The COVID-19 pandemic brought home that everything of value, beginning from the very regeneration of life, is entirely dependent upon human labour in all its diverse, productive and reproductive forms. Yet, this life-making regenerative labour is pegged at the lowest level when it comes to recognition, rights, entitlements, and status in the labour market. While this is a no-brainer when it comes to governments committed to capitalism that rely on women’s unpaid/partially paid labour to drive development schemes, one wonders how the government of Kerala, committed to a more egalitarian political economy, unleashes violence of such magnitude on grassroot women workers.
On the one hand, ASHA workers’ efforts to combat the pandemic brought international recognition, and on the other, they continue to struggle with the label of voluntary workers, modelled on the piece-rate industrial workers.

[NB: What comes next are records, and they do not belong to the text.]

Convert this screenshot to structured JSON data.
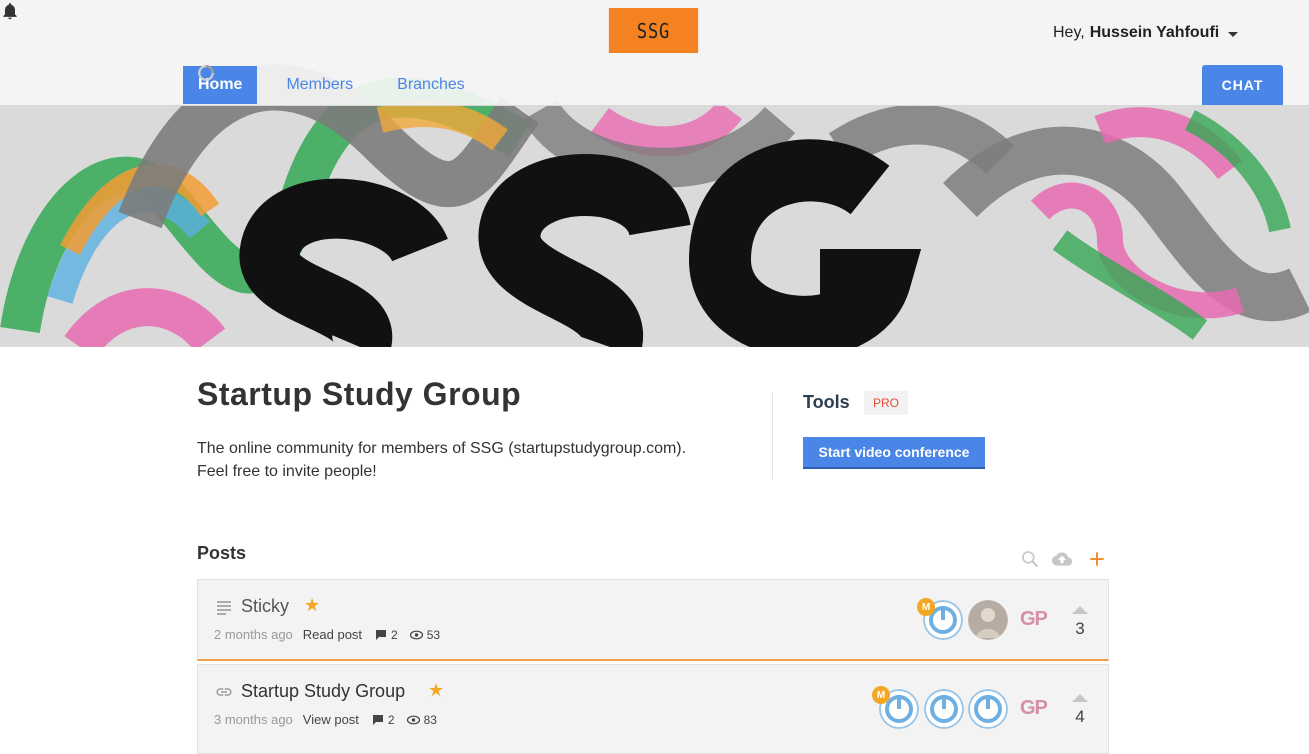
{
  "brand": {
    "logo_text": "SSG",
    "logo_color": "#f58220"
  },
  "header": {
    "greeting": "Hey,",
    "user_name": "Hussein Yahfoufi",
    "nav": [
      {
        "label": "Home",
        "active": true
      },
      {
        "label": "Members",
        "active": false
      },
      {
        "label": "Branches",
        "active": false
      }
    ],
    "chat_label": "CHAT",
    "accent_color": "#4a86e8"
  },
  "group": {
    "title": "Startup Study Group",
    "description_line1": "The online community for members of SSG (startupstudygroup.com).",
    "description_line2": "Feel free to invite people!"
  },
  "tools": {
    "label": "Tools",
    "badge": "PRO",
    "video_button": "Start video conference"
  },
  "posts": {
    "heading": "Posts",
    "toolbar_icons": [
      "search-icon",
      "cloud-upload-icon",
      "plus-icon"
    ],
    "items": [
      {
        "type_icon": "text-lines-icon",
        "title": "Sticky",
        "starred": true,
        "age": "2 months ago",
        "action": "Read post",
        "comments": "2",
        "views": "53",
        "participant_badge": "M",
        "participant_initials": "GP",
        "votes": "3"
      },
      {
        "type_icon": "link-icon",
        "title": "Startup Study Group",
        "starred": true,
        "age": "3 months ago",
        "action": "View post",
        "comments": "2",
        "views": "83",
        "participant_badge": "M",
        "participant_initials": "GP",
        "votes": "4"
      }
    ]
  }
}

They receive incentives, not wages, and miserable payments only after completing the tasks, such as institutional delivery and immunisation campaigns. ASHA workers are considered scheme workers, which, in reality, is honorary, which means they are not seen as public sector employees but as gendered community service providers. Any government committed to workers’ and women’s welfare should immediately take cognizance of how women are being exploited in the name of care. A government committed to the welfare of its people should also immediately recognize the importance of the labour of ASHA workers. Care is a practice that recognizes the connectedness, interdependency and vulnerability of humans. For ASHA workers to care for their community, the vulnerability of their positions vis-à-vis the state should be recognized, addressed and made amends. The indifference of the government and its political machinery to the plight of women workers responsible for implementing universal health care is only a demonstration of the absolute negligence of the state towards those who make life possible. The demand for an increase in honorarium, clearing of a backlog of payments and ensuring retirement benefits is a minimum demand from those who are responsible for the continuation of life.

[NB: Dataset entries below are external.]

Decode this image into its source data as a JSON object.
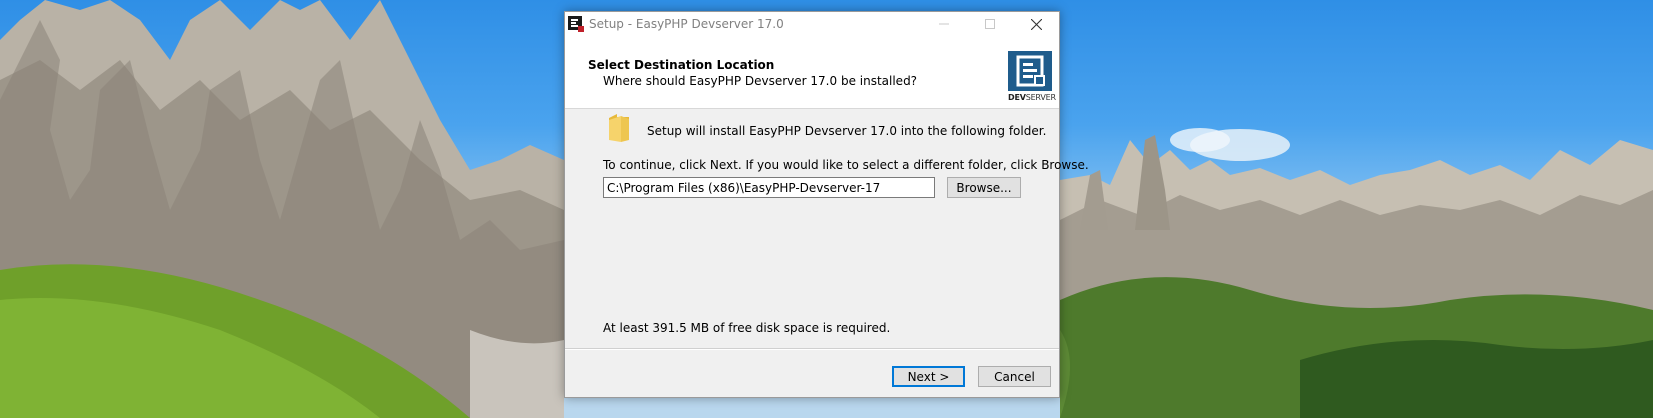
{
  "window": {
    "title": "Setup - EasyPHP Devserver 17.0",
    "controls": {
      "minimize_icon": "minimize-icon",
      "maximize_icon": "maximize-icon",
      "close_icon": "close-icon"
    }
  },
  "header": {
    "title": "Select Destination Location",
    "subtitle": "Where should EasyPHP Devserver 17.0 be installed?",
    "logo_text_dev": "DEV",
    "logo_text_server": "SERVER"
  },
  "content": {
    "install_message": "Setup will install EasyPHP Devserver 17.0 into the following folder.",
    "instruction": "To continue, click Next. If you would like to select a different folder, click Browse.",
    "path_value": "C:\\Program Files (x86)\\EasyPHP-Devserver-17",
    "browse_label": "Browse...",
    "disk_space": "At least 391.5 MB of free disk space is required."
  },
  "footer": {
    "next_label": "Next >",
    "cancel_label": "Cancel"
  },
  "colors": {
    "accent": "#0078d7",
    "logo_blue": "#1f5c8c",
    "folder_yellow": "#f2c94c"
  }
}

The abandonment of ASHA workers by the CPIM to the vagaries of the central government hellbent on destroying the social fabric of the country, including the defunding of all sectors that uphold the dignity of human life, is deeply disappointing. It also points to the failure of the Left government to continue to uphold the dignity of workers in the face of the neo-liberal onslaught on workers’ rights.
Panchali Ray
[Panchali Ray is at Krea University. Her book Politics of Precarity: Gendered Subjects and the Healthcare Industry in Contemporary Kolkata (OUP, 2019) focused on the stigmatisation of nurses and nursing aides and the persistence of gender and caste in the profession.]